For the size of the enclosure, I would put two compact bulbs. Do you understand what the numbers on the UV boxes mean? a UV 10 bulb emits 10% UV, and 5 emits 5% etc. Therefor, in my opinion, the UV 2 bulbs are pretty useless for the breeds that you are going to be keeping. The more UV you can provide, the better.
If you did want to heat at night, I would maybe put in a CHE, but like I said, I don't use night time heat.
 
newbie,

With the types of bulbs, it really depends on who you speak to; Ive been told that the long fluros are better than the sprials, but as posted earlier, there are different opinions.

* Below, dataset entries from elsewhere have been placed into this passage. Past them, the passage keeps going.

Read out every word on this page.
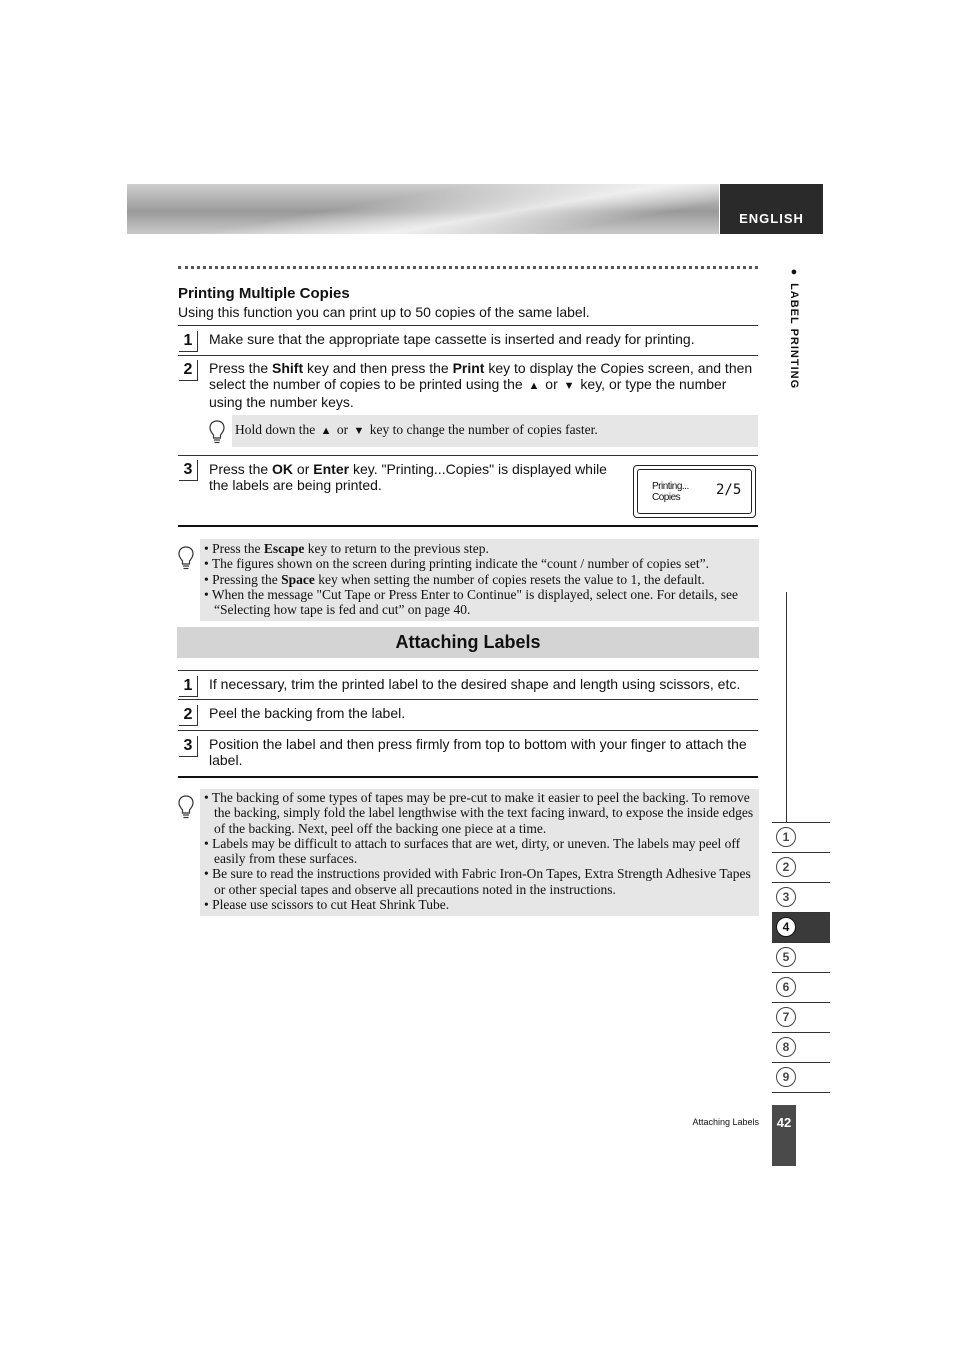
ENGLISH
● LABEL PRINTING
Printing Multiple Copies
Using this function you can print up to 50 copies of the same label.
1	Make sure that the appropriate tape cassette is inserted and ready for printing.
2	Press the Shift key and then press the Print key to display the Copies screen, and then select the number of copies to be printed using the ▲ or ▼ key, or type the number using the number keys.
Hold down the ▲ or ▼ key to change the number of copies faster.
3	Press the OK or Enter key. "Printing...Copies" is displayed while the labels are being printed.	Printing...
Copies	2/5
• Press the Escape key to return to the previous step.
• The figures shown on the screen during printing indicate the “count / number of copies set”.
• Pressing the Space key when setting the number of copies resets the value to 1, the default.
• When the message "Cut Tape or Press Enter to Continue" is displayed, select one. For details, see “Selecting how tape is fed and cut” on page 40.
Attaching Labels
1	If necessary, trim the printed label to the desired shape and length using scissors, etc.
2	Peel the backing from the label.
3	Position the label and then press firmly from top to bottom with your finger to attach the label.
• The backing of some types of tapes may be pre-cut to make it easier to peel the backing. To remove the backing, simply fold the label lengthwise with the text facing inward, to expose the inside edges of the backing. Next, peel off the backing one piece at a time.
• Labels may be difficult to attach to surfaces that are wet, dirty, or uneven. The labels may peel off easily from these surfaces.
• Be sure to read the instructions provided with Fabric Iron-On Tapes, Extra Strength Adhesive Tapes or other special tapes and observe all precautions noted in the instructions.
• Please use scissors to cut Heat Shrink Tube.
1
2
3
4
5
6
7
8
9
Attaching Labels	42
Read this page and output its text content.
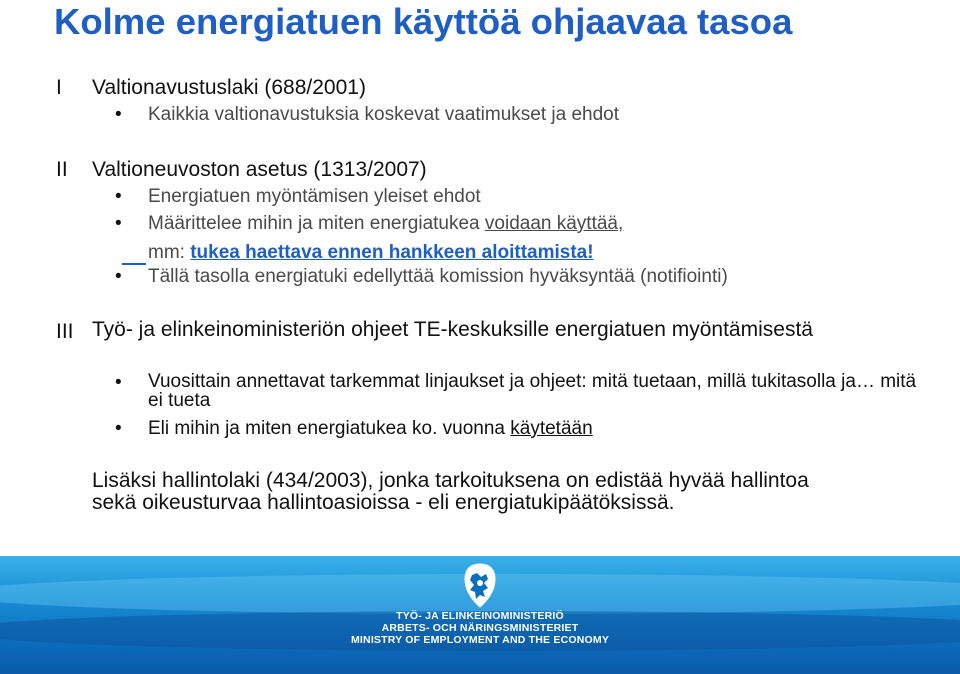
Kolme energiatuen käyttöä ohjaavaa tasoa
I Valtionavustuslaki (688/2001)
• Kaikkia valtionavustuksia koskevat vaatimukset ja ehdot
II Valtioneuvoston asetus (1313/2007)
• Energiatuen myöntämisen yleiset ehdot
• Määrittelee mihin ja miten energiatukea voidaan käyttää,
mm: tukea haettava ennen hankkeen aloittamista!
• Tällä tasolla energiatuki edellyttää komission hyväksyntää (notifiointi)
III Työ- ja elinkeinoministeriön ohjeet TE-keskuksille energiatuen myöntämisestä
• Vuosittain annettavat tarkemmat linjaukset ja ohjeet: mitä tuetaan, millä tukitasolla ja… mitä ei tueta
• Eli mihin ja miten energiatukea ko. vuonna käytetään
Lisäksi hallintolaki (434/2003), jonka tarkoituksena on edistää hyvää hallintoa
sekä oikeusturvaa hallintoasioissa - eli energiatukipäätöksissä.
TYÖ- JA ELINKEINOMINISTERIÖ
ARBETS- OCH NÄRINGSMINISTERIET
MINISTRY OF EMPLOYMENT AND THE ECONOMY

You may want to consider the asthetics; I like a nice even light across the enclosure, and so use a 10 uvb fluro the length of the tank. If you choose the spiral type, I would think you would need at least 2 to give a good light balance.


For heat, I use a normal 100 watt globe at one end of the tank for my warm basking spot. I find that you can get the perfect temperature with this just by raising or lowering it slightly, you can then put in a lower wattage in hot weather.

Bluetongues are pretty hardy, so if kept inside, you wouldn't need a thermostat, and also wouldnt need to heat them at night. Just have a thermometer on hand to check the temperature.

The only exception for this could be if you are getting a bluey from warm climates and are living in a cold winter zone. other than that, I find that the general warmth in the house is enough for them overnight. In the wild, they would regularly experience cold nights, so it really isnt a problem.

If you don't have heat at night its better to not feed them too late in the day so that they dont go to bed with a full belly and are unable to digest the food if it gets too cold.

Its also worth while getting calcium and vitamin supplements, the calcium can be dusted every 2nd day or so, and vitamins once a week - particularly with young lizards.